Chemotaxis, spreanding nd oxidative metabolism of neutrophils: influence of albumin in vitro.

Studies on polymorphonuclear leukocyte (PMN) migration in vitro have shown that albumin increases the speed of the cells without affecting their orientation, i. e. chemokinesis. In order to analyze this phenomenon the effect of albumin on PMN migration in a Boyden chamber towards various chemotactic agents was examined.

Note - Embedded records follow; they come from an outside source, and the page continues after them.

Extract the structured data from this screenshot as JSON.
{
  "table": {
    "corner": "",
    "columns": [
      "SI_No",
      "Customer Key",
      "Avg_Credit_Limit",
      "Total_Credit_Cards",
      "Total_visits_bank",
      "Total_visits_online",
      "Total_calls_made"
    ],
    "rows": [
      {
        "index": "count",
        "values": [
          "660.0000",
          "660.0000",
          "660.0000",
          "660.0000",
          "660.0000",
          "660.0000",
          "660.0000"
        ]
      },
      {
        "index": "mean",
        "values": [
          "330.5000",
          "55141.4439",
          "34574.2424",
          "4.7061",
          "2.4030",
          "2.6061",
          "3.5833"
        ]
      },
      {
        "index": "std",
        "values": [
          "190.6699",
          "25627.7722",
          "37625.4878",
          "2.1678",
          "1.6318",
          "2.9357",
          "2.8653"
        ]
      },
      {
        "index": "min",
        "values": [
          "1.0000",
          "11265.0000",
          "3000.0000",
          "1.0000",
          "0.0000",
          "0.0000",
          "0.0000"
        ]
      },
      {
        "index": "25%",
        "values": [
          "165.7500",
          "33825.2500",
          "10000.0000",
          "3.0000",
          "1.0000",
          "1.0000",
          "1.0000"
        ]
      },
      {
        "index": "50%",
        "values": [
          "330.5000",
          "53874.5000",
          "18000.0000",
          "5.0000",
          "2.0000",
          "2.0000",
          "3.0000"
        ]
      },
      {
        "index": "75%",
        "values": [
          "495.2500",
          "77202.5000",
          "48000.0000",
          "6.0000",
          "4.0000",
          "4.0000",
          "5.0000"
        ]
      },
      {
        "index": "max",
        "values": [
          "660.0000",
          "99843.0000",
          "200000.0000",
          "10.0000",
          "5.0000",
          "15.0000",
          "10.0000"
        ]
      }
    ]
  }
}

On attraction with low molecular weight chemotactic factors (a culture filtrate of E. coli (BCF)) or the synthetic peptide N-Formyl-Methionyl-Leucyl-Phenylalanine (F-Met-Leu-Phe) albumin enhanced the migration of PMN. In contrast, albumin did not enhance the migration towards casein, a high molecular weight chemotactic factor, except at very low concentrations. In a direct visual assay, albumin was found to impair PMN spreading on a polystyrene Petri dish. In the presence of BCF or F-Met-Leu-Phe cell spreading remained inversely related to the concentration of albumin, while addition of casein again eliminated the influence of albumin. The effect of albumin on the interaction of PMN with a substrate was studied by measuring the superoxide anion (02-) release by PMN sedimenting on a micropore filter. The 02- release triggered by this stimulus of the PMN membrane was inversely correlated to the concentration of albumin. These results show that one mechanism of the enhancing effect of albumin on PMN migration is to diminish adhesion of the cells to the substratum, so that it remains reversible. It is suggested that the term chemokinesis is equivocal. The chemokinetic activity of chemotactic factors would be the result of specific stimulation of PMN locomotion. In contrast, the chemokinetic activity of albumin is due to changes of the physico-chemical environment which support PMN locomotion.